By Dr. Suzanne Valente


Unfortunately, Daphne Hatch in her study of the western snowy plover at Ocean Beach justifies the leashing of dogs based on observations of the number of times dogs chased or inadvertently disturbed the plover.  Click here to view the entire 1996 Daphne Hatch Report.  However, Ms. Hatch conveniently did not document the number of disturbances of the plover or any deaths of plovers perpetrated by predators such as the raven or crow!


The raven and crow are documented predators of the plover, while dogs are not.  Ravens are black, cousins of the crow, and larger-generally about two feet long.  Federal officials, who attribute the soaring numbers of ravens to sharp increases in road-kill and garbage from fast-food restaurants, say the population explosion is troubling, given the bird’s intelligence.


The Daphne Hatch study is an excellent example as to why scientific studies vary in reliability.  Based upon the standards set forth in the medical-dental scientific community (which is my community) her study qualifies as “junk science”.  An operative definition of “junk science” my profession accepts is “a publication that has the tone and trappings of science, but is so fundamentally and demonstrably flawed as to lack any serious claim to credibility”. 

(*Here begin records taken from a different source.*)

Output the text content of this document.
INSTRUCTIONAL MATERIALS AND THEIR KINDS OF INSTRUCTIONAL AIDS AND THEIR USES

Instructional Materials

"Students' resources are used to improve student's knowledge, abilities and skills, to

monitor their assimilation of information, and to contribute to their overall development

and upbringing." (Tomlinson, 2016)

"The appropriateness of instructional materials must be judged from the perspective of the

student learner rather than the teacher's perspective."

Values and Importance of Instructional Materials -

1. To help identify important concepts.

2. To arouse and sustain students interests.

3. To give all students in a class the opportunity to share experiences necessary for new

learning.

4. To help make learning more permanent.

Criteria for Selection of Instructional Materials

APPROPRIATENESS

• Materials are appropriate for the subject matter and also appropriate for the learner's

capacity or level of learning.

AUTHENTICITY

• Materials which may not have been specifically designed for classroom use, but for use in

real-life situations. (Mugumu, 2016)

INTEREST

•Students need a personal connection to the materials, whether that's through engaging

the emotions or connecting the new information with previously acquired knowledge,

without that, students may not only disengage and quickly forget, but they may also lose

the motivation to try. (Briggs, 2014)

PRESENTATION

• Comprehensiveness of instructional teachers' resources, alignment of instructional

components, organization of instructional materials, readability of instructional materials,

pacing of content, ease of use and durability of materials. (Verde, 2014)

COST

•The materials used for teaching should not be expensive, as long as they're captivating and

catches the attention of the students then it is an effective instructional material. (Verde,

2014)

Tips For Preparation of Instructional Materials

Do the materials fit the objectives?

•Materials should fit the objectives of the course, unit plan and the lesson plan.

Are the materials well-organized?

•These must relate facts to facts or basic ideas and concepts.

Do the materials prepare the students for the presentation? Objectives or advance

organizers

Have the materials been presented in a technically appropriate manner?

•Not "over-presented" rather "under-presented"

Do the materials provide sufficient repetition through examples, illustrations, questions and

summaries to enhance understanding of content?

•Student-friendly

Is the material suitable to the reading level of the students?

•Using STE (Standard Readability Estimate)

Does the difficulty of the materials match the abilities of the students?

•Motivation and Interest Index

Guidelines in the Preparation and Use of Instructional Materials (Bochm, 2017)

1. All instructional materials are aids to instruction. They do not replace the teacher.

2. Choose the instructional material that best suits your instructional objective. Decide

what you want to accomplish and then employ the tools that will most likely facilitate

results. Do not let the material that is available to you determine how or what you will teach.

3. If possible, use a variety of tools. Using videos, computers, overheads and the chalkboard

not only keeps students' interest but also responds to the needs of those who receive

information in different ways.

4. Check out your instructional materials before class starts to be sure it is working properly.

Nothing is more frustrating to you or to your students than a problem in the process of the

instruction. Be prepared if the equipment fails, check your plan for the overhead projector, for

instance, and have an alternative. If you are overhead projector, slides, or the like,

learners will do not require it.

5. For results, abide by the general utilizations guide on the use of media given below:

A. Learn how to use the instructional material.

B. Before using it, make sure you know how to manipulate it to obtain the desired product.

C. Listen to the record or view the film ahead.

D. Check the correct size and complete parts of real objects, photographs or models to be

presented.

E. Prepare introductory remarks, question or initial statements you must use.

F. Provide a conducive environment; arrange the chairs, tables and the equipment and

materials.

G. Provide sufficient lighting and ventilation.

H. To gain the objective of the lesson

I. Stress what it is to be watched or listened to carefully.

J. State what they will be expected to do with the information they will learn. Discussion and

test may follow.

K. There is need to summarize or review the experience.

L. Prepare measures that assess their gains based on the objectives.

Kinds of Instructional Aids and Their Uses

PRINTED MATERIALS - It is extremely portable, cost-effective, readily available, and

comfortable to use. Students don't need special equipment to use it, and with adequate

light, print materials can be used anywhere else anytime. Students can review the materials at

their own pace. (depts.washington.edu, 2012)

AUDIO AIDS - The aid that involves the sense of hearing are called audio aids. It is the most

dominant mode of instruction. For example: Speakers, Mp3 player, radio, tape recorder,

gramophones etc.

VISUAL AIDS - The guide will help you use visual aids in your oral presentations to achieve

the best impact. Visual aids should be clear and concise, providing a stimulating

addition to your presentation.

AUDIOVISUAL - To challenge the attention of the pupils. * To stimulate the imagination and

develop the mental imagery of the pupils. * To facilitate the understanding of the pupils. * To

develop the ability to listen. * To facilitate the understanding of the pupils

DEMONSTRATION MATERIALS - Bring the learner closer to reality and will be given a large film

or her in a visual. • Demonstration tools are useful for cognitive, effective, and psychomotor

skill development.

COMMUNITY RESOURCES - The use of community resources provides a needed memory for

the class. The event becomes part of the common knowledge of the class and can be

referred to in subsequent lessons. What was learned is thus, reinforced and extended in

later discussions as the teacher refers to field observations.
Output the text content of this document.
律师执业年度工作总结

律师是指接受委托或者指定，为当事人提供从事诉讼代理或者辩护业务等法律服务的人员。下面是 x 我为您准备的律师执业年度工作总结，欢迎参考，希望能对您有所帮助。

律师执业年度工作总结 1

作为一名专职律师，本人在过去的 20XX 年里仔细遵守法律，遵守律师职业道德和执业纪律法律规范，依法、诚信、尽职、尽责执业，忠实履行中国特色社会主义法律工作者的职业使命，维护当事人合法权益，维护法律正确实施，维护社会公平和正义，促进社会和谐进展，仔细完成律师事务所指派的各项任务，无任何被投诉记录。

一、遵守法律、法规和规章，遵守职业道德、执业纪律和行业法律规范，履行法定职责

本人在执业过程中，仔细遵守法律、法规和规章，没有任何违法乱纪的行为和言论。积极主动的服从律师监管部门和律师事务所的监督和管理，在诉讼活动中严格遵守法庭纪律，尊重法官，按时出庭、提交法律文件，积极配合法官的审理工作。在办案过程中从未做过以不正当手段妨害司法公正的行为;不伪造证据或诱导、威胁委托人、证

Why do I say this about Daphne Hatch’s study?  First, it is merely an observational study.  This means its conclusions are not based upon specific, quantifiable measurements, they are based upon observations.  Observations alone allow for the participant’s natural biases to influence the results.  For example, a credible scientific study to determine the success of say, a hair growth product, would dictate that the same person would observe the patients at the beginning and end of the treatment to assess the patient’s baseline and subsequent hair growth (or lack of).  This would eliminate the differences inherent in the observations of different people.  The evaluator should have no affiliation with any of the manufacturers of the different products tested, and would not know which patient used which product.  This is necessary to eliminate an evaluator’s desire (even if it is subconscious) to favor a particular product.  The evaluators in the Daphne Hatch study were many different volunteers, so there was no consistency as to the observations.  Some may characterize plover movement as a disturbance; others might believe the plover moved on its own.  The volunteers were all bird enthusiasts, and the specific focus of their study was humans and dogs.  The premise of the study would lead the volunteers to subconsciously expect and want to document disturbance of the plover by dogs and their owners. 


The effects of other wildlife and other possible interferences with the plover’s daily activities were given a brief mention but not factored into the study in any meaningful way.  These issues would be:  beach cleaning, off-road vehicles driven at night, activity of specific predators such as the falcon, non-native vegetation, shoreline erosion control projects (bulldozers), the actual width of the beach available to the plover, weather, helicopters, airplanes, bicycles, vehicles used during the day by Park staff, kites, and an oil spill.  How can you possibly distinguish when a plover flies away to another spot if the cause was the dog 30 feet away, or the plane flying overhead?  In this study, it seems clear the dog would be identified as the factor that disturbed the plover.  The question becomes how does one relate the number of plovers at Ocean Beach from year to year to the activity of dogs and their owners when you have chosen to overlook the effect of all these other variables listed.  It’s preposterous!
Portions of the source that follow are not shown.